John’s “Tender & Juicy” Spaghetti and Meatballs
PREP TIME: 2 Hours
SERVES: 8-10


Nothing is worse than sitting at the table ready to enjoy a plate of Spaghetti and Meatballs, and the meatballs are tough and dry. I actually had to travel to Italy to learn the secret of juicy, tender meatballs.


  • 1 pound ground chuck
  • 1 pound ground pork
  • 6 eggs
  • 1 cup minced onion
  • 1 cup minced celery
  • 1/4 cup chopped garlic
  • 1/4 cup chopped basil
  • 1 3/4 cup Italian breadcrumbs
  • 1/2 cup grated Parmesan cheese
  • 2 tbsps salt
  • 2 tbsps pepper

In a large mixing bowl, combine ground beef and ground pork. Using your hands (washed well), blend beef and pork thoroughly. Add eggs, onion, celery, garlic, basil, breadcrumbs and cheese. Again, using your hands, blend thoroughly. Season with salt and pepper. I recommend frying a small patty of the meat mixture in a sprinkle of extra virgin olive oil to test for seasoning. Correct if necessary. Roll the meatballs into the desired size. I recommend meatballs slightly larger than a golf ball. Place the rolled meatballs on a cookie sheet, cover and refrigerate. This will make approximately 20 meatballs.

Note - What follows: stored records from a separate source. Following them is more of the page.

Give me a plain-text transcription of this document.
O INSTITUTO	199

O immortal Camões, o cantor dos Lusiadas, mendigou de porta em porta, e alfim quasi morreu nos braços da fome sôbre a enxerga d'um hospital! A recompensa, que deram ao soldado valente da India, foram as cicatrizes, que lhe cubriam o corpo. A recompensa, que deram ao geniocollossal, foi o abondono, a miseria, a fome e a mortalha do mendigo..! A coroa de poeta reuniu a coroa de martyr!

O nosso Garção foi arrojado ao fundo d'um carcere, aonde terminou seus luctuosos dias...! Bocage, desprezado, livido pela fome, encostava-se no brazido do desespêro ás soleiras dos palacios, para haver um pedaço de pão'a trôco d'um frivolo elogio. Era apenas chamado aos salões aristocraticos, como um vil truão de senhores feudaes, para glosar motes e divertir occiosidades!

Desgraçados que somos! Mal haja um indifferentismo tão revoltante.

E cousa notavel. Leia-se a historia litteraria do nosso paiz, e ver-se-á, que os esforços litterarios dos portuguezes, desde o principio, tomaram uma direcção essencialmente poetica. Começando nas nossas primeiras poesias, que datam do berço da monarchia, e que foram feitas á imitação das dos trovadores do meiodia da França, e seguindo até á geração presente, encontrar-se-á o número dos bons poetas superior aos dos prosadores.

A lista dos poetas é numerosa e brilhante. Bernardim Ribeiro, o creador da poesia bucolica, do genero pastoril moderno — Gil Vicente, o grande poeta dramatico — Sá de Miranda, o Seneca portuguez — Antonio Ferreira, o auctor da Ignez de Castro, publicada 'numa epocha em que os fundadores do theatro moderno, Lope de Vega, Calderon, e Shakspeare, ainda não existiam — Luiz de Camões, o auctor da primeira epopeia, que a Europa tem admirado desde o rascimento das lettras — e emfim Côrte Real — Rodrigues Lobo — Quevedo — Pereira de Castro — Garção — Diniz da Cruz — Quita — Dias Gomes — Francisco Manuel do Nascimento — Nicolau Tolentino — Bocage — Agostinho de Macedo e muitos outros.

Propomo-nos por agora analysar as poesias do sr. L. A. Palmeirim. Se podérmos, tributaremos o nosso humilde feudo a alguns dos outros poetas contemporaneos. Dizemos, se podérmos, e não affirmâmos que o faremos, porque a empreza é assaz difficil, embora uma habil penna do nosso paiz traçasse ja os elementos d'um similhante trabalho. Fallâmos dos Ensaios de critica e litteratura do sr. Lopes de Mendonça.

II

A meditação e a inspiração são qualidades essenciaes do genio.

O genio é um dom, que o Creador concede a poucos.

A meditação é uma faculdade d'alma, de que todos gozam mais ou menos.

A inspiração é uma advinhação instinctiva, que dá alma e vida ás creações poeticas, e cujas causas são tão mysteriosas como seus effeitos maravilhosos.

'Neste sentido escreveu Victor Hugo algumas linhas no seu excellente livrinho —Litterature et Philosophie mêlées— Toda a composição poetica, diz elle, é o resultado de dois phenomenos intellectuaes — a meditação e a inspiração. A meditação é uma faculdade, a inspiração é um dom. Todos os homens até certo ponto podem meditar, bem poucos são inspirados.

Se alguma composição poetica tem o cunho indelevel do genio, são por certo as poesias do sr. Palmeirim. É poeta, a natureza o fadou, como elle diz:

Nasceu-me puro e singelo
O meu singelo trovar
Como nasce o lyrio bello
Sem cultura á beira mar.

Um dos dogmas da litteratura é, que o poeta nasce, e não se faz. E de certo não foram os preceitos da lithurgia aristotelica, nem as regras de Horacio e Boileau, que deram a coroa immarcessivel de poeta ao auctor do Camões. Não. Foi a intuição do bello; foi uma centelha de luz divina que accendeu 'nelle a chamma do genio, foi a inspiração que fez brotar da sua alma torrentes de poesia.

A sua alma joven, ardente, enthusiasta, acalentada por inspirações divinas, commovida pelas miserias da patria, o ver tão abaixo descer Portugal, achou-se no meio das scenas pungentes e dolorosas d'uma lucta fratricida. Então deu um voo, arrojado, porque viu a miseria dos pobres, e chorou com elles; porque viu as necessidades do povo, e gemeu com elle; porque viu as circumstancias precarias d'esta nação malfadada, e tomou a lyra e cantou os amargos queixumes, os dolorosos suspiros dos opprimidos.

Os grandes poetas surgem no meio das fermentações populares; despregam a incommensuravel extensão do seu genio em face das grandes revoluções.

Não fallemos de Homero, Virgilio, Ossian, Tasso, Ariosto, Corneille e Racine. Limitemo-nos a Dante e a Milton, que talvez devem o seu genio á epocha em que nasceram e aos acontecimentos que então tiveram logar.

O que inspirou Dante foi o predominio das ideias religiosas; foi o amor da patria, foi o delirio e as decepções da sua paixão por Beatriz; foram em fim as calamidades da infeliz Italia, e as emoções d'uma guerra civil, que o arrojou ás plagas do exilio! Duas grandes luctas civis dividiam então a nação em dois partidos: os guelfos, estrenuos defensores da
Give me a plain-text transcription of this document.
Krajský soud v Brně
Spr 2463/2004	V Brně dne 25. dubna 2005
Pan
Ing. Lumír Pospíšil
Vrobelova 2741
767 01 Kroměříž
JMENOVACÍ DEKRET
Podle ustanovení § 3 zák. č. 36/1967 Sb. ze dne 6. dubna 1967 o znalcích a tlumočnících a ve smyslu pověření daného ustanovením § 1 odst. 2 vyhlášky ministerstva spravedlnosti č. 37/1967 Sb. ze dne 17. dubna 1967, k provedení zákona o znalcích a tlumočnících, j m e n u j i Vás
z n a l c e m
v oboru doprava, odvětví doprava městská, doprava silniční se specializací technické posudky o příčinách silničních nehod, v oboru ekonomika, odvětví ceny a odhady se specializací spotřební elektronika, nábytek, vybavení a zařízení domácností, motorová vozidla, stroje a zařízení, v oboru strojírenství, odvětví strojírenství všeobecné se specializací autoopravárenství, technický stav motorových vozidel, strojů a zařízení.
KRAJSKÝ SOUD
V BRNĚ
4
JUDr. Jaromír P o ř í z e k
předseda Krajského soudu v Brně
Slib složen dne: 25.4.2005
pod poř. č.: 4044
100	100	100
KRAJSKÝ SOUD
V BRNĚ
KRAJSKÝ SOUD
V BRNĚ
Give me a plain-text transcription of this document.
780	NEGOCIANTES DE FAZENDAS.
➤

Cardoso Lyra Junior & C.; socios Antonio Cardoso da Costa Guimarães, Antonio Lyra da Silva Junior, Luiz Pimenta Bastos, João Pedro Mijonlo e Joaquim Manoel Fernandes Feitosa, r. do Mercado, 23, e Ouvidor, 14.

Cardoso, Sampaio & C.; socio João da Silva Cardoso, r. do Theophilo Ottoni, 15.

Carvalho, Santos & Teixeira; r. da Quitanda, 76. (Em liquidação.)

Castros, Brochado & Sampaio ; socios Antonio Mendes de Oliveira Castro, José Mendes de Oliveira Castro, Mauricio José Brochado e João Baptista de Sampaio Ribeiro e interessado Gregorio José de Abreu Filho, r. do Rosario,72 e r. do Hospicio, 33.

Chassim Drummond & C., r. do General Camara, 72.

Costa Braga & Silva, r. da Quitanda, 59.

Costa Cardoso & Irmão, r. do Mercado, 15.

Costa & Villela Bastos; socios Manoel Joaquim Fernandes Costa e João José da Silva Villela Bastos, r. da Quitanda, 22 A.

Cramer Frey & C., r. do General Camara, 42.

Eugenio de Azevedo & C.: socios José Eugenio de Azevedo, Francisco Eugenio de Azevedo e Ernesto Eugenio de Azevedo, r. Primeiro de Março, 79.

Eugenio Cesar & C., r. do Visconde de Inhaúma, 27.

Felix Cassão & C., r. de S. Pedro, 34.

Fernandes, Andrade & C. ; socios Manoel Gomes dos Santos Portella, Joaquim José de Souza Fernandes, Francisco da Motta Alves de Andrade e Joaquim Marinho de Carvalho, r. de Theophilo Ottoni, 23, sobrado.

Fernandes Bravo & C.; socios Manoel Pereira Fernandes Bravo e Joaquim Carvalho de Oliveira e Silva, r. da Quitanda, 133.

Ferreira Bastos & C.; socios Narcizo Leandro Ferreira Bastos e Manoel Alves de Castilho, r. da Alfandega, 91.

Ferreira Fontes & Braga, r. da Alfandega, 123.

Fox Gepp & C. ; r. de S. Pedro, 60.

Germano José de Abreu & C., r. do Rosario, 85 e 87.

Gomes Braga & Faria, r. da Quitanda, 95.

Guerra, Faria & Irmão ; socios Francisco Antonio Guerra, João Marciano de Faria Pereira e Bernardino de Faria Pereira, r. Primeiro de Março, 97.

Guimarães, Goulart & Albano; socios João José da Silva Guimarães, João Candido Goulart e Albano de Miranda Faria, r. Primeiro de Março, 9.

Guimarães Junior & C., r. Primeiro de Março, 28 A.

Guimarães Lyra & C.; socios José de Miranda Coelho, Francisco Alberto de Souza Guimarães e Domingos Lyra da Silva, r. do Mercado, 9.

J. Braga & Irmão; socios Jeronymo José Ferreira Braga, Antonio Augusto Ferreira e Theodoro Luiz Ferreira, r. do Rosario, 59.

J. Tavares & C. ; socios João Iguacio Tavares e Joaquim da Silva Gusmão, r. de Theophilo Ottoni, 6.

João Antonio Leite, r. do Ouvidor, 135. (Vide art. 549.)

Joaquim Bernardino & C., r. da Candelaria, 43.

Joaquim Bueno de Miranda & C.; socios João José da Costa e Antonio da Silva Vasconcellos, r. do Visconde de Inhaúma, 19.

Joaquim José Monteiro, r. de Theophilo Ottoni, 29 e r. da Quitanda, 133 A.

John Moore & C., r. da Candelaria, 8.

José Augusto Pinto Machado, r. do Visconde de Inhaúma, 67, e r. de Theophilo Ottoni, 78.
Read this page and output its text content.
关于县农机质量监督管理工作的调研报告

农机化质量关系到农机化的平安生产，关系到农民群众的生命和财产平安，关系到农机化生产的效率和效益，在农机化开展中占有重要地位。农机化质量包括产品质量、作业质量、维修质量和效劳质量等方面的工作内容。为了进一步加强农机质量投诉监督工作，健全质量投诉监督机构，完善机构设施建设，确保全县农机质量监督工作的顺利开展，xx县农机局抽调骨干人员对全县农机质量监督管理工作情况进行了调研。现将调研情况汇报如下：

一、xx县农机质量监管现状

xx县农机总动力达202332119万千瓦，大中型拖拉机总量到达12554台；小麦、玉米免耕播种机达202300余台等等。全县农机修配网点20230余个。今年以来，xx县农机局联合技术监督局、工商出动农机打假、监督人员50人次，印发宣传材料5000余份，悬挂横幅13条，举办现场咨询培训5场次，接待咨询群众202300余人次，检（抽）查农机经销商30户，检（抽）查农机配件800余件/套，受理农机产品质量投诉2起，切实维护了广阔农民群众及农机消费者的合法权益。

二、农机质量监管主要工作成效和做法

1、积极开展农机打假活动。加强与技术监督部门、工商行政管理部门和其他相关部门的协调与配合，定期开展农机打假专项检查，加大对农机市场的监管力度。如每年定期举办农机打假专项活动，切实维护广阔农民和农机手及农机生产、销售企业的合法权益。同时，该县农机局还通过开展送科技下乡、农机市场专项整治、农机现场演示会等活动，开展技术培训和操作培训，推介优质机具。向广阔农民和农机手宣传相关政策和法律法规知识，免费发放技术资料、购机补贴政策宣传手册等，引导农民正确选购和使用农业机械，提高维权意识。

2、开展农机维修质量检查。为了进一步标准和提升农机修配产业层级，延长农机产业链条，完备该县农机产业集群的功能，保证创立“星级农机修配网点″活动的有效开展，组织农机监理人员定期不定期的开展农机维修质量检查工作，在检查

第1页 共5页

  • 4 35-ounce cans Italian plum tomatoes with juice
  • 1/2 cup extra virgin olive oil
  • 2 cups diced onions
  • 1 cup diced celery
  • 1/4 cup minced garlic
  • 1/4 cup chopped basil
  • salt and pepper to taste

Drain the Italian plum tomatoes through a sieve, retaining the juice. Chop the tomatoes into 1/4-inch pieces. Return tomatoes to the juice and set aside. In a 3-gallon saucepot or large Magnalite pot, heat olive oil over medium-high heat. Add onions, celery and garlic and sauté 3 to 5 minutes or until vegetables are wilted. Add tomatoes in juice and chopped basil. Bring to a low boil, reduce to a simmer and cook 30 minutes, stirring occasionally. Add raw meatballs, dropping gently into the sauce. Return sauce to a simmer. Do not stir for the first 10 minutes of simmering, or you will break the meatballs. When stirring, use a wooden spoon and move the meatballs gently through the sauce. Simmer for one hour, adding a little water or chicken stock, if the sauce becomes too thick. Season the sauce to taste using salt and pepper.

When ready to serve, cook spaghetti according to package directions. Place cooked spaghetti in a large serving bowl and top with six to eight ounces of the finished sauce. Toss well to coat spaghetti. Pour spaghetti in the center of a large serving platter. Arrange meatballs on top of pasta, top with additional sauce and Parmesan cheese.